Texas, Louisiana, and Mississippi filed the second lawsuit (styled as Texas, et al. v. Biden, et al., Case No. 6:22-cv-0004) on Thursday, February 10th with the U.S. District Court for the Southern District of Texas. As readers know, the move toward increasing the minimum wage for employees of federal contractors began in April of last year (as we discussed here and subsequently reported on in September 2021, November 2021, and just last month).
For those readers who have followed our summaries of the various case decisions related to the Biden Administration’s vaccine mandates for employees of federal contractors and subcontractors, the arguments the plaintiff-states have put forward will be familiar. Indeed, the plaintiff-states cite specific rulings enjoining the Biden Administration’s vaccine mandates in support of their positions to now seek to stop the minimum wage hike for federal contractors and subcontractors.
Specifically, the plaintiff-states began by contending they have legal “standing” (i.e., the coming minimum wage hike would sufficiently injure the legal interests of the states to allow them to file a Complaint to stop that anticipated harm). The claimed harm extends to state citizens, including state law enforcement agents, personnel at state universities, and individuals working on federal lands within the state’s boundaries. The states also argue that they have sued to protect their sovereign, quasi-sovereign, and proprietary interests.
Additionally, the plaintiff-states contend the court must enjoin the new minimum wage standard for the following reasons:
- First, Executive Order 14026 exceeds the Administration’s authority under the Federal Property and Administrative Services Act (the “Procurement Act”) which only permits regulations to ensure an “economical and efficient system,” to which the minimum wage does not relate. Indeed, the states argue that raising the cost of labor on federal contracts and subcontracts is contrary to the Procurement Act’s intent to reduce (not increase) the cost of goods and services to the federal government.

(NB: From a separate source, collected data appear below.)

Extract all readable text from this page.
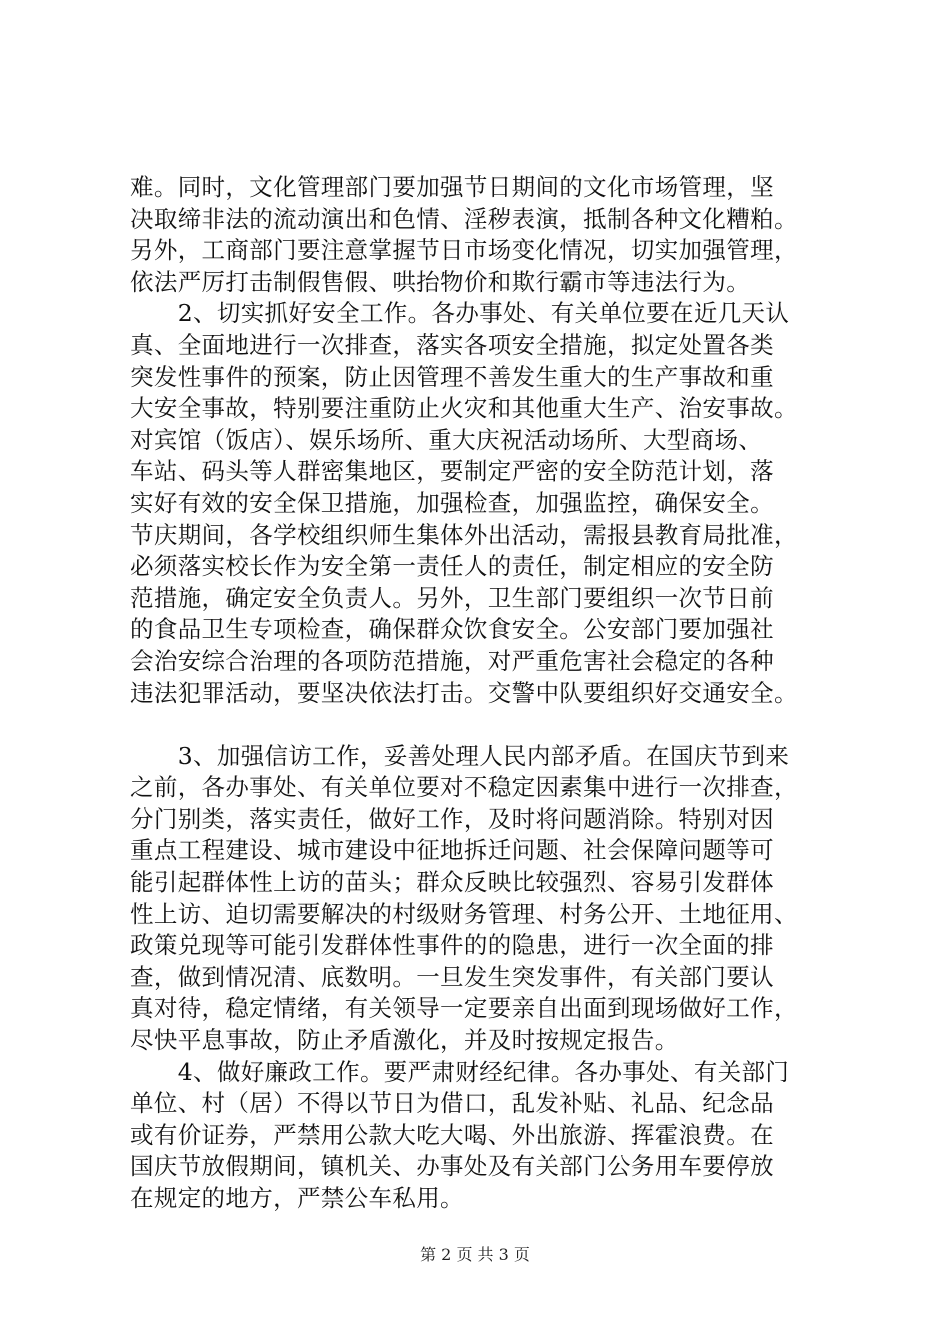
难。同时，文化管理部门要加强节日期间的文化市场管理，坚
决取缔非法的流动演出和色情、淫秽表演，抵制各种文化糟粕。
另外，工商部门要注意掌握节日市场变化情况，切实加强管理，
依法严厉打击制假售假、哄抬物价和欺行霸市等违法行为。
　　2、切实抓好安全工作。各办事处、有关单位要在近几天认
真、全面地进行一次排查，落实各项安全措施，拟定处置各类
突发性事件的预案，防止因管理不善发生重大的生产事故和重
大安全事故，特别要注重防止火灾和其他重大生产、治安事故。
对宾馆（饭店）、娱乐场所、重大庆祝活动场所、大型商场、
车站、码头等人群密集地区，要制定严密的安全防范计划，落
实好有效的安全保卫措施，加强检查，加强监控，确保安全。
节庆期间，各学校组织师生集体外出活动，需报县教育局批准，
必须落实校长作为安全第一责任人的责任，制定相应的安全防
范措施，确定安全负责人。另外，卫生部门要组织一次节日前
的食品卫生专项检查，确保群众饮食安全。公安部门要加强社
会治安综合治理的各项防范措施，对严重危害社会稳定的各种
违法犯罪活动，要坚决依法打击。交警中队要组织好交通安全。
　　3、加强信访工作，妥善处理人民内部矛盾。在国庆节到来
之前，各办事处、有关单位要对不稳定因素集中进行一次排查，
分门别类，落实责任，做好工作，及时将问题消除。特别对因
重点工程建设、城市建设中征地拆迁问题、社会保障问题等可
能引起群体性上访的苗头；群众反映比较强烈、容易引发群体
性上访、迫切需要解决的村级财务管理、村务公开、土地征用、
政策兑现等可能引发群体性事件的的隐患，进行一次全面的排
查，做到情况清、底数明。一旦发生突发事件，有关部门要认
真对待，稳定情绪，有关领导一定要亲自出面到现场做好工作，
尽快平息事故，防止矛盾激化，并及时按规定报告。
　　4、做好廉政工作。要严肃财经纪律。各办事处、有关部门
单位、村（居）不得以节日为借口，乱发补贴、礼品、纪念品
或有价证券，严禁用公款大吃大喝、外出旅游、挥霍浪费。在
国庆节放假期间，镇机关、办事处及有关部门公务用车要停放
在规定的地方，严禁公车私用。
第 2 页 共 3 页
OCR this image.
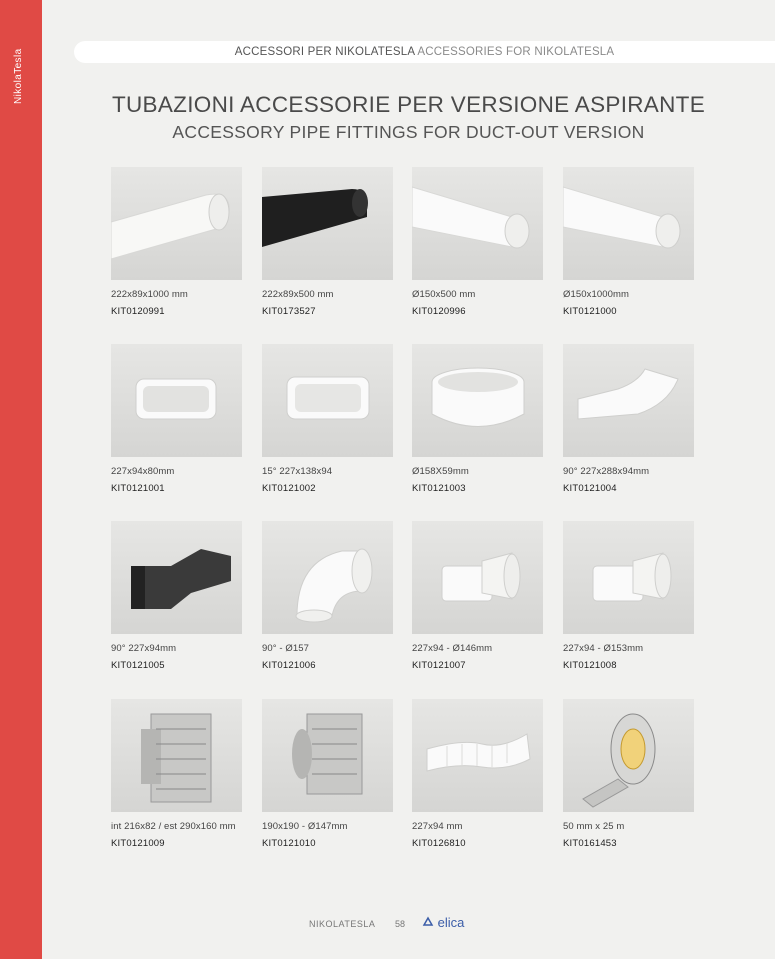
NikolaTesla	ACCESSORI PER NIKOLATESLA ACCESSORIES FOR NIKOLATESLA
TUBAZIONI ACCESSORIE PER VERSIONE ASPIRANTE
ACCESSORY PIPE FITTINGS FOR DUCT-OUT VERSION
222x89x1000 mm
KIT0120991
222x89x500 mm
KIT0173527
Ø150x500 mm
KIT0120996
Ø150x1000mm
KIT0121000
227x94x80mm
KIT0121001
15° 227x138x94
KIT0121002
Ø158X59mm
KIT0121003
90° 227x288x94mm
KIT0121004
90° 227x94mm
KIT0121005
90° - Ø157
KIT0121006
227x94 - Ø146mm
KIT0121007
227x94 - Ø153mm
KIT0121008
int 216x82 / est 290x160 mm
KIT0121009
190x190 - Ø147mm
KIT0121010
227x94 mm
KIT0126810
50 mm x 25 m
KIT0161453
NIKOLATESLA 58	elica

- Second, the “Major Questions Doctrine” precludes the Executive Branch from issuing Rules with deep economic and political significance, such as minimum wage laws, since Congress did not expressly assign that power to The President. Plaintiff-states cite the fact that the authority to set minimum wages in the economy has traditionally rested with Congress, and Congress has exercised its minimum wage authority on many occasions. Indeed, both suits cite the Biden Administration’s failure to get a new minimum wage rate passed through Congress upon The President’s assumption of office.
- Third, the nondelegation doctrine precludes Congress from abdicating or transferring its power to set the minimum wage to the Executive Branch without sanction.
- Fourth, USDOL’s Rules implementing the minimum wage are arbitrary and capricious in violation of the Administrative Procedure Act since the Rules fail to demonstrate why the change in rate is permissible, or that good reason exists for the change. The Plaintiff-states contend changes in the minimum wage require an agency to: (1) display awareness it is changing position; (2) provide evidence the new policy is permissible under the statute authorizing the action; (3) believe the new policy is better; and (4) provides good reasons for the new policy.
- Fifth, other federal statutes govern minimum wage requirements, including the FLSA, Walsh-Healey Public Contracts Act, and the McNamara-O’Hara Service Contract Act.
- Finally, the plaintiff-states have a sovereign interest in their employment relationship with their employees, and setting a different minimum wage constitutes a 10th Amendment (rights reserved to the states) violation.
For now, the litigation offers no relief from the minimum wage hike President Biden has ordered given that the new minimum wage standard went into effect January 31, 2022. It is also unclear on what basis plaintiff-states in the litigation can argue a need for immediate injunctive relief, given the delay of almost a year to bring suit.
Accordingly, federal contractors/subcontractors must now proceed to implement the already effective new minimum wage requirement and should be cautious to place much hope to recover the value any increased wages they will have paid out since January 31, 2022, even if there is later a successful outcome for the Plaintiff-states. A long legal road lies ahead with an almost certain appeal of the federal District Court rulings, regardless of who loses.